What's the easiest way to generate a good bass line once you know the chords it's got to support?
I'm a sax player and got into generative music on iOS just to get some good backing tracks for my performances. So far I'm using mostly Drambo.
I want to start with a set of chords and spend most my time on the synth pads, but still want to spin up a good bass line to put underneath it without a ton of effort. (Lazy SOB!)
Here's the work flow I'm striving for: 1) Decide on a chord progression, 2) enter the chords into the sequencer in a Drambo clip, 3) send that to a synth (in this case 4Pockets' Copperhead), 4) send the roots of that progression to a second app/synth to get a decent bass line.
Step 4 is where I'm stuck. Can't find a good bass line generator for Drambo. (Reason has Bassline Generator, but I want don't want to get sucked into their closed-garden, monthly subscription $$ environment.)
I have tried using the Arp module...ran into some complications which I'm about to document in another posting.
Yesterday I found this video where LoganJacob spun up a very usable bass line using Axon 2: https://youtu.be/IflJ9IX9UkI. But it dwells on single root note, i.e., a single chord...I want to move it around to three other chords. So far controlling the root note is proving to be a science project.

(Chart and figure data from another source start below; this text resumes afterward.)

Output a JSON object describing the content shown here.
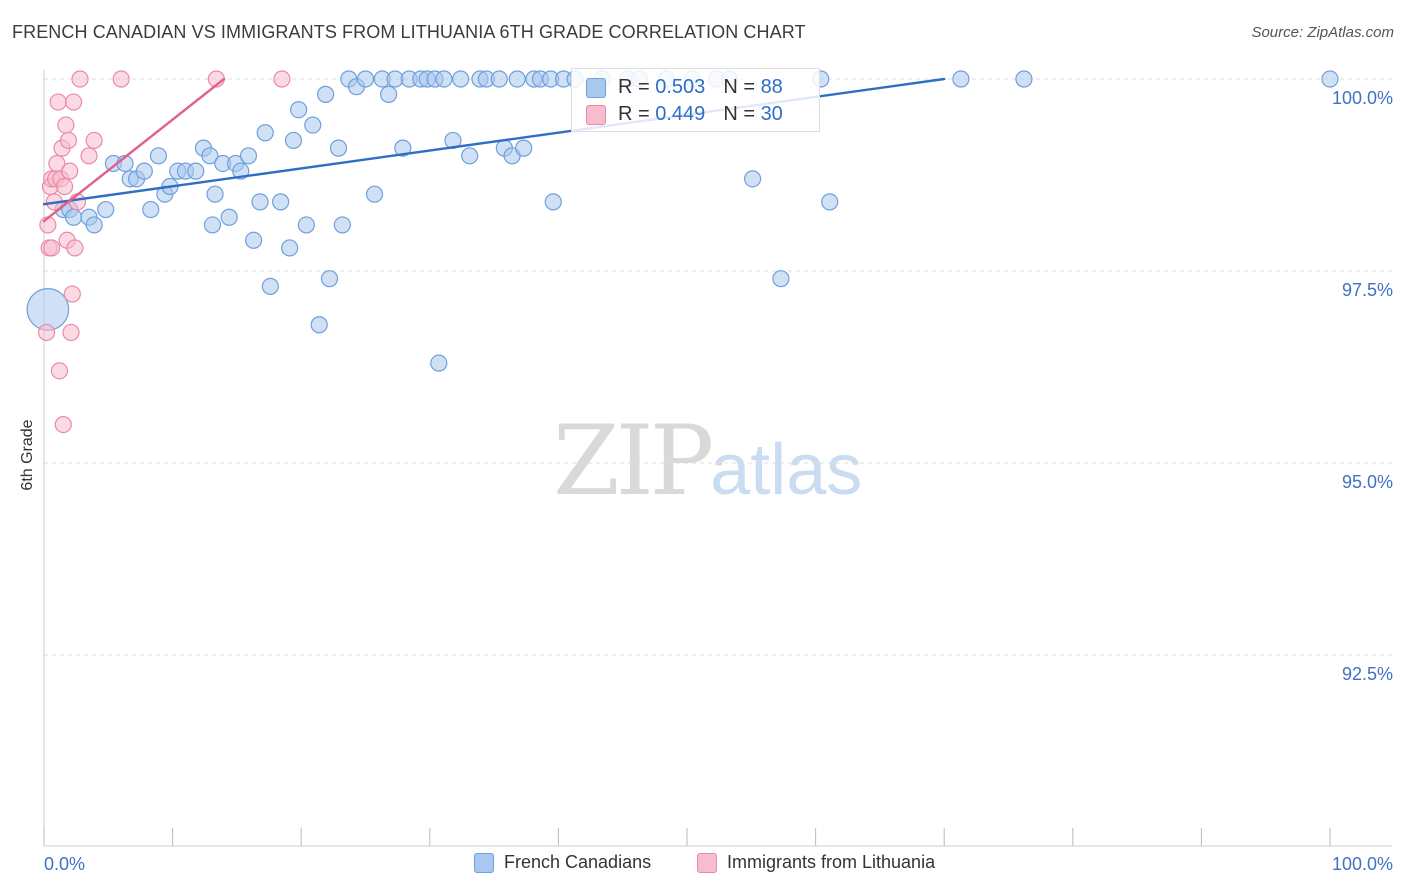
{
  "header": {
    "title": "FRENCH CANADIAN VS IMMIGRANTS FROM LITHUANIA 6TH GRADE CORRELATION CHART",
    "source": "Source: ZipAtlas.com"
  },
  "watermark": {
    "zip": "ZIP",
    "atlas": "atlas"
  },
  "stats": {
    "blue": {
      "r_label": "R =",
      "r_value": "0.503",
      "n_label": "N =",
      "n_value": "88"
    },
    "pink": {
      "r_label": "R =",
      "r_value": "0.449",
      "n_label": "N =",
      "n_value": "30"
    }
  },
  "legend": {
    "blue_label": "French Canadians",
    "pink_label": "Immigrants from Lithuania"
  },
  "colors": {
    "blue_fill": "#a9c8ef",
    "blue_stroke": "#6f9fdc",
    "blue_line": "#2f6ec7",
    "pink_fill": "#f7bccd",
    "pink_stroke": "#ea8aa8",
    "pink_line": "#e0608a",
    "axis_text": "#3f72c4",
    "grid": "#dddddd"
  },
  "chart_data": {
    "type": "scatter",
    "title": "FRENCH CANADIAN VS IMMIGRANTS FROM LITHUANIA 6TH GRADE CORRELATION CHART",
    "xlabel": "",
    "ylabel": "6th Grade",
    "xlim": [
      0,
      100
    ],
    "ylim": [
      90.0,
      100.2
    ],
    "x_tick_labels": [
      "0.0%",
      "100.0%"
    ],
    "y_ticks": [
      {
        "value": 100.0,
        "label": "100.0%"
      },
      {
        "value": 97.5,
        "label": "97.5%"
      },
      {
        "value": 95.0,
        "label": "95.0%"
      },
      {
        "value": 92.5,
        "label": "92.5%"
      }
    ],
    "series": [
      {
        "name": "French Canadians",
        "color": "#6f9fdc",
        "r": 0.503,
        "n": 88,
        "trend": {
          "x": [
            0,
            70
          ],
          "y": [
            98.37,
            100.0
          ]
        },
        "points": [
          [
            0.3,
            97.0,
            2.6
          ],
          [
            1.5,
            98.3,
            1
          ],
          [
            2.0,
            98.3,
            1
          ],
          [
            2.3,
            98.2,
            1
          ],
          [
            3.5,
            98.2,
            1
          ],
          [
            3.9,
            98.1,
            1
          ],
          [
            4.8,
            98.3,
            1
          ],
          [
            5.4,
            98.9,
            1
          ],
          [
            6.3,
            98.9,
            1
          ],
          [
            6.7,
            98.7,
            1
          ],
          [
            7.2,
            98.7,
            1
          ],
          [
            7.8,
            98.8,
            1
          ],
          [
            8.3,
            98.3,
            1
          ],
          [
            8.9,
            99.0,
            1
          ],
          [
            9.4,
            98.5,
            1
          ],
          [
            9.8,
            98.6,
            1
          ],
          [
            10.4,
            98.8,
            1
          ],
          [
            11.0,
            98.8,
            1
          ],
          [
            11.8,
            98.8,
            1
          ],
          [
            12.4,
            99.1,
            1
          ],
          [
            12.9,
            99.0,
            1
          ],
          [
            13.1,
            98.1,
            1
          ],
          [
            13.3,
            98.5,
            1
          ],
          [
            13.9,
            98.9,
            1
          ],
          [
            14.4,
            98.2,
            1
          ],
          [
            14.9,
            98.9,
            1
          ],
          [
            15.3,
            98.8,
            1
          ],
          [
            15.9,
            99.0,
            1
          ],
          [
            16.3,
            97.9,
            1
          ],
          [
            16.8,
            98.4,
            1
          ],
          [
            17.2,
            99.3,
            1
          ],
          [
            17.6,
            97.3,
            1
          ],
          [
            18.4,
            98.4,
            1
          ],
          [
            19.1,
            97.8,
            1
          ],
          [
            19.4,
            99.2,
            1
          ],
          [
            19.8,
            99.6,
            1
          ],
          [
            20.4,
            98.1,
            1
          ],
          [
            20.9,
            99.4,
            1
          ],
          [
            21.4,
            96.8,
            1
          ],
          [
            21.9,
            99.8,
            1
          ],
          [
            22.2,
            97.4,
            1
          ],
          [
            22.9,
            99.1,
            1
          ],
          [
            23.2,
            98.1,
            1
          ],
          [
            23.7,
            100.0,
            1
          ],
          [
            24.3,
            99.9,
            1
          ],
          [
            25.0,
            100.0,
            1
          ],
          [
            25.7,
            98.5,
            1
          ],
          [
            26.3,
            100.0,
            1
          ],
          [
            26.8,
            99.8,
            1
          ],
          [
            27.3,
            100.0,
            1
          ],
          [
            27.9,
            99.1,
            1
          ],
          [
            28.4,
            100.0,
            1
          ],
          [
            29.3,
            100.0,
            1
          ],
          [
            29.8,
            100.0,
            1
          ],
          [
            30.4,
            100.0,
            1
          ],
          [
            30.7,
            96.3,
            1
          ],
          [
            31.1,
            100.0,
            1
          ],
          [
            31.8,
            99.2,
            1
          ],
          [
            32.4,
            100.0,
            1
          ],
          [
            33.1,
            99.0,
            1
          ],
          [
            33.9,
            100.0,
            1
          ],
          [
            34.4,
            100.0,
            1
          ],
          [
            35.4,
            100.0,
            1
          ],
          [
            35.8,
            99.1,
            1
          ],
          [
            36.4,
            99.0,
            1
          ],
          [
            36.8,
            100.0,
            1
          ],
          [
            37.3,
            99.1,
            1
          ],
          [
            38.1,
            100.0,
            1
          ],
          [
            38.6,
            100.0,
            1
          ],
          [
            39.4,
            100.0,
            1
          ],
          [
            39.6,
            98.4,
            1
          ],
          [
            40.4,
            100.0,
            1
          ],
          [
            41.3,
            100.0,
            1
          ],
          [
            43.4,
            100.0,
            1
          ],
          [
            45.4,
            100.0,
            1
          ],
          [
            46.3,
            100.0,
            1
          ],
          [
            48.4,
            100.0,
            1
          ],
          [
            50.4,
            100.0,
            1
          ],
          [
            52.3,
            100.0,
            1
          ],
          [
            53.3,
            100.0,
            1
          ],
          [
            55.1,
            98.7,
            1
          ],
          [
            57.3,
            97.4,
            1
          ],
          [
            60.4,
            100.0,
            1
          ],
          [
            61.1,
            98.4,
            1
          ],
          [
            71.3,
            100.0,
            1
          ],
          [
            76.2,
            100.0,
            1
          ],
          [
            100.0,
            100.0,
            1
          ]
        ]
      },
      {
        "name": "Immigrants from Lithuania",
        "color": "#ea8aa8",
        "r": 0.449,
        "n": 30,
        "trend": {
          "x": [
            0,
            14
          ],
          "y": [
            98.15,
            100.0
          ]
        },
        "points": [
          [
            0.2,
            96.7,
            1
          ],
          [
            0.3,
            98.1,
            1
          ],
          [
            0.4,
            97.8,
            1
          ],
          [
            0.5,
            98.6,
            1
          ],
          [
            0.6,
            97.8,
            1
          ],
          [
            0.6,
            98.7,
            1
          ],
          [
            0.8,
            98.4,
            1
          ],
          [
            0.9,
            98.7,
            1
          ],
          [
            1.0,
            98.9,
            1
          ],
          [
            1.1,
            99.7,
            1
          ],
          [
            1.2,
            96.2,
            1
          ],
          [
            1.3,
            98.7,
            1
          ],
          [
            1.4,
            99.1,
            1
          ],
          [
            1.5,
            95.5,
            1
          ],
          [
            1.6,
            98.6,
            1
          ],
          [
            1.7,
            99.4,
            1
          ],
          [
            1.8,
            97.9,
            1
          ],
          [
            1.9,
            99.2,
            1
          ],
          [
            2.0,
            98.8,
            1
          ],
          [
            2.1,
            96.7,
            1
          ],
          [
            2.2,
            97.2,
            1
          ],
          [
            2.3,
            99.7,
            1
          ],
          [
            2.4,
            97.8,
            1
          ],
          [
            2.6,
            98.4,
            1
          ],
          [
            2.8,
            100.0,
            1
          ],
          [
            3.5,
            99.0,
            1
          ],
          [
            3.9,
            99.2,
            1
          ],
          [
            6.0,
            100.0,
            1
          ],
          [
            13.4,
            100.0,
            1
          ],
          [
            18.5,
            100.0,
            1
          ]
        ]
      }
    ],
    "legend_position": "bottom-center"
  }
}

Maybe it's not quite the right tool for my use case??
Given this context, what's the easiest way to identify four chords and get back a decent bass line when using Drambo or any other polyphonic sequencer?
Comments
The easiest way would be to add in your chords where you need them,
when you’re happy with the chord progression,
copy the chord progression to another track and to delete everything except for the root notes.
Extend out the note lengths and add an ARP module.

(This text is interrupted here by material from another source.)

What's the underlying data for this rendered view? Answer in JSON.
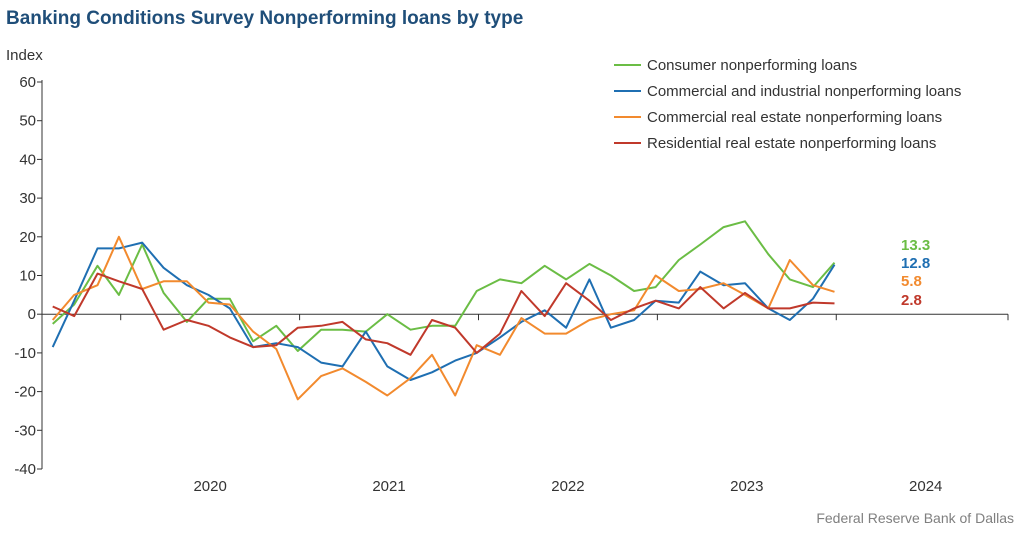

For generative stuff I often use the following :
MIDI Chance module at a fairly low setting, so note(s) only rarely get picked from your chords; followed by MIDI Latch module (depending on your chords); followed by ARP module to play the picked note(s) in certain order; and either another Chance module with a fairly high setting to ‘skip a note’ here and there, or controlling the frequency of the ARP by an external clock (Clock generator + Bernoulli gate) to ‘skin a step’

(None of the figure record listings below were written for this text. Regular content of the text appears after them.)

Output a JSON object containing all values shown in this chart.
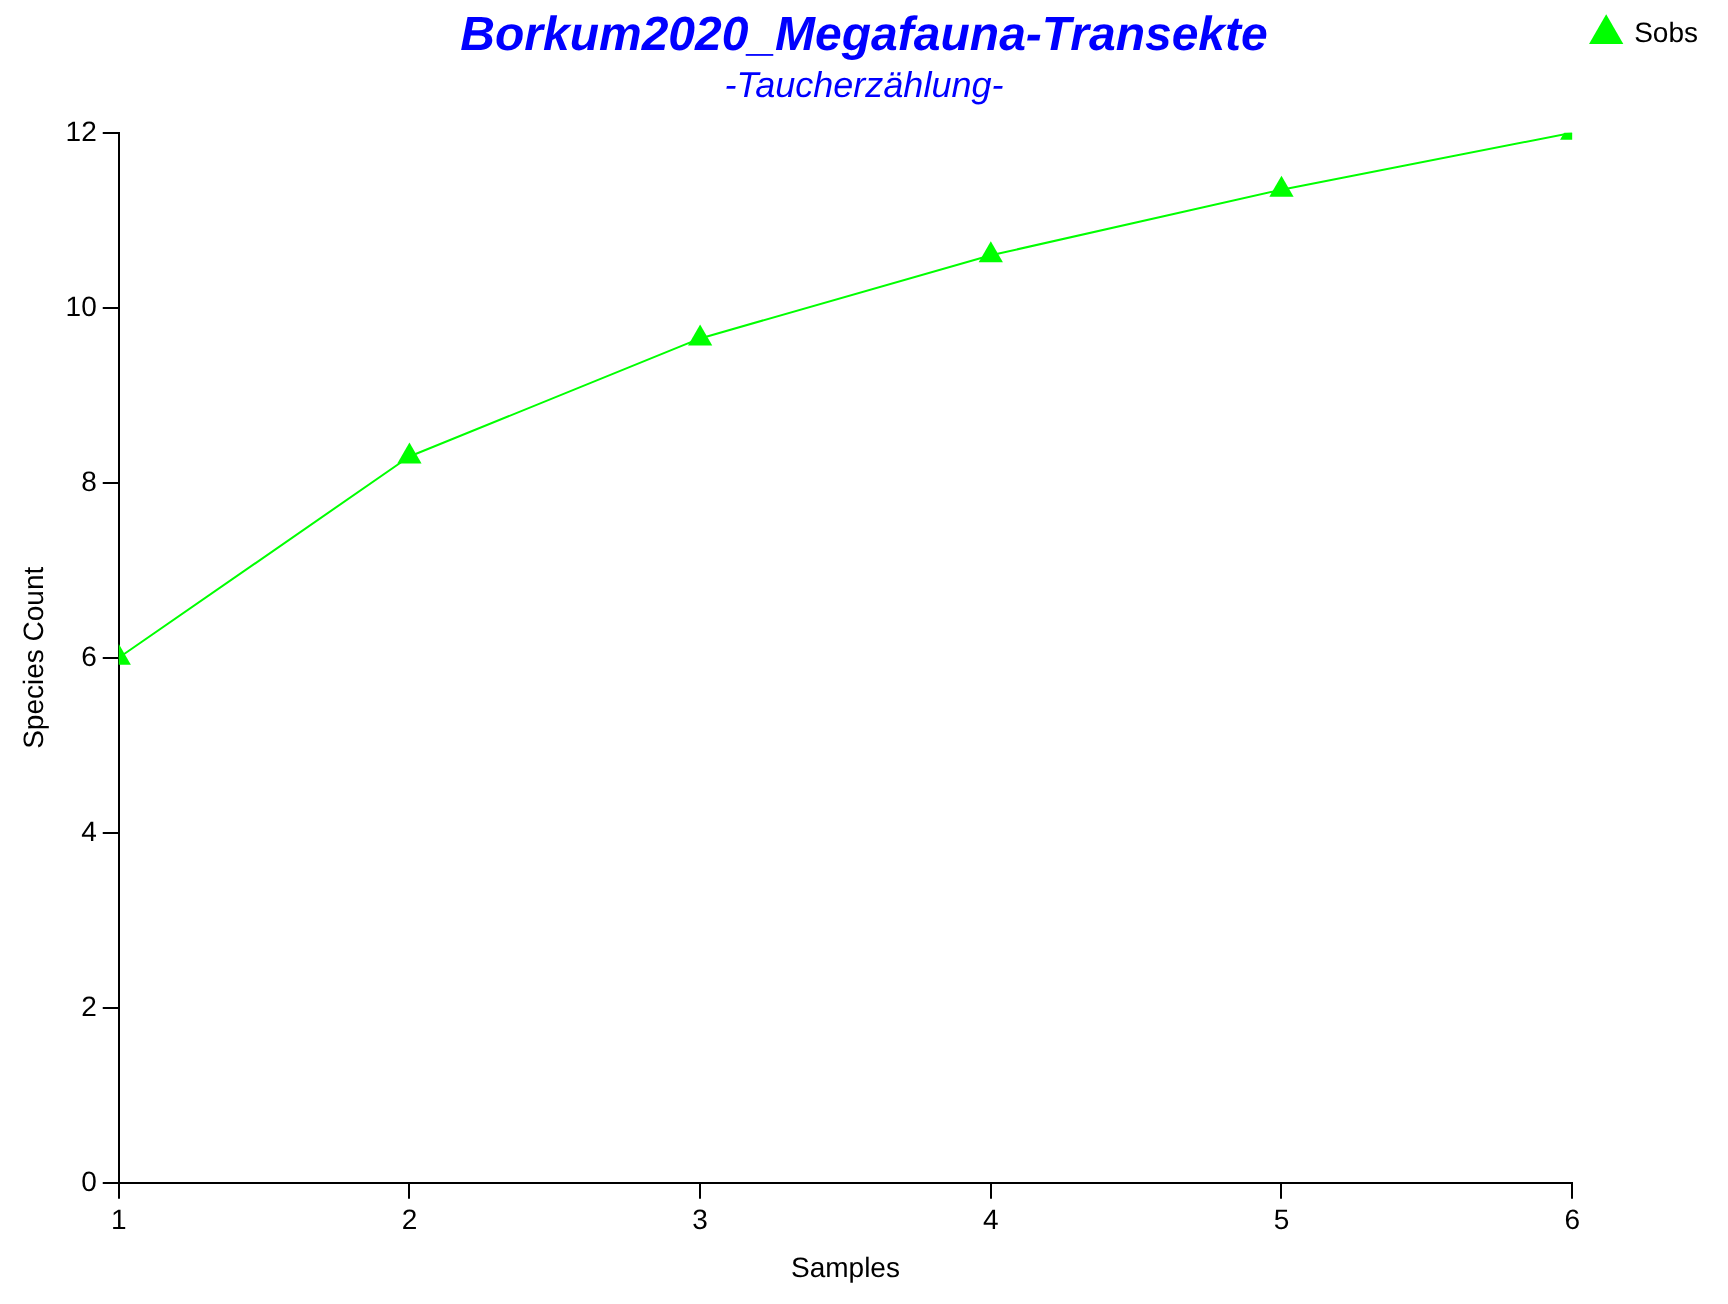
{
  "chart_data": {
    "type": "line",
    "title": "Borkum2020_Megafauna-Transekte",
    "subtitle": "-Taucherzählung-",
    "xlabel": "Samples",
    "ylabel": "Species Count",
    "x": [
      1,
      2,
      3,
      4,
      5,
      6
    ],
    "series": [
      {
        "name": "Sobs",
        "color": "#00ff00",
        "values": [
          6,
          8.3,
          9.65,
          10.6,
          11.35,
          12
        ]
      }
    ],
    "xlim": [
      1,
      6
    ],
    "xticks": [
      1,
      2,
      3,
      4,
      5,
      6
    ],
    "ylim": [
      0,
      12
    ],
    "yticks": [
      0,
      2,
      4,
      6,
      8,
      10,
      12
    ],
    "grid": false,
    "legend": "top right",
    "marker": "triangle",
    "line_style": "solid"
  }
}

Also just for the sake of it I like to occasionally insert foreign notes by offsetting random notes with MIDI transpose module, but that can be undesirable in many genres :)
Bassline is more about groove than about notes
what's important is when to play a note and when not to play a note. ;)
it doesn't really matter what notes you play ...
think rhythm not melody
+1
hehe
yes things start to bore the hell out you if everything is always nice 😴
thats why im against all these scale things
in the end it makes very streamlined music, no happy accidents because you played the "wrong" notes (that was interesting, do that again)
its all the same soup
...
...
+1
Not sure if you're looking for drambo only solutions, but I have used Rozetta Bassline and Audiomodern's Riffer with great success for generative basslines.
More tweaking with Riffer but also more rewarding.
Riffer also gets my vote. Much more control than Rozetta Bassline.